If the first great act in the gospel drama is centered in the formal
doctrine of the Incarnation, with the Bethlehem Manger at center stage, the
curtain then rises for a second act, as the doctrine of the Atonement brings
the story to its fulfillment at the Cross.
And I hope we would each of us hear this as a personal invitation this
morning. As Luther says, news that is "the daily bread of the soul."

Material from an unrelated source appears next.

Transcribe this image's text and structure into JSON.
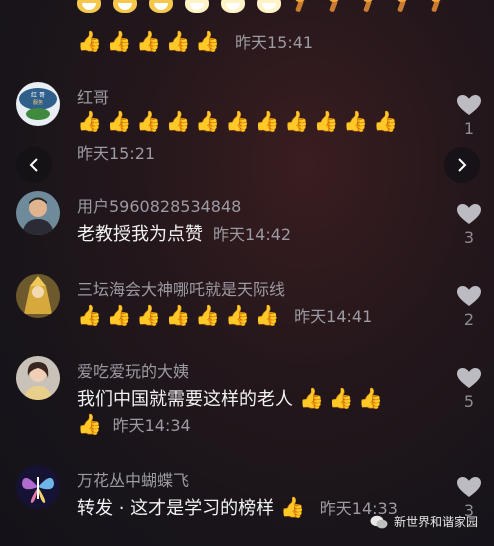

All along the way first pointed by the carols of Christmas morning:
Good Christian men rejoice with
heart and soul and voice; now ye need not fear the grave: Jesus Christ was born
to save! Calls you one and calls you all
to gain his everlasting hall. Christ was
born to save! Christ was born to save!
There are many things to know about Jesus, of course, and many ways to
come to know him. Who he was; why he came. It is the work of a
lifetime. But here at the starting line of
Lent, and at the foundation of whatever we would begin to build in our world,
in our church, in our homes, in the secrets of our hearts, we would know him as
our Savior.
We would give thanks for
what he has given of himself, to the very end, even for us. Even for us.
Our worship this morning. The
words on our lips as we sing. The prayer
in our hearts of thanksgiving, as we come to the Table to remember his life and
his death and his resurrection. We
would, each and every one of us—this is the take-away: we would, each and every
one of us know that we would be lost, and entirely lost, without him.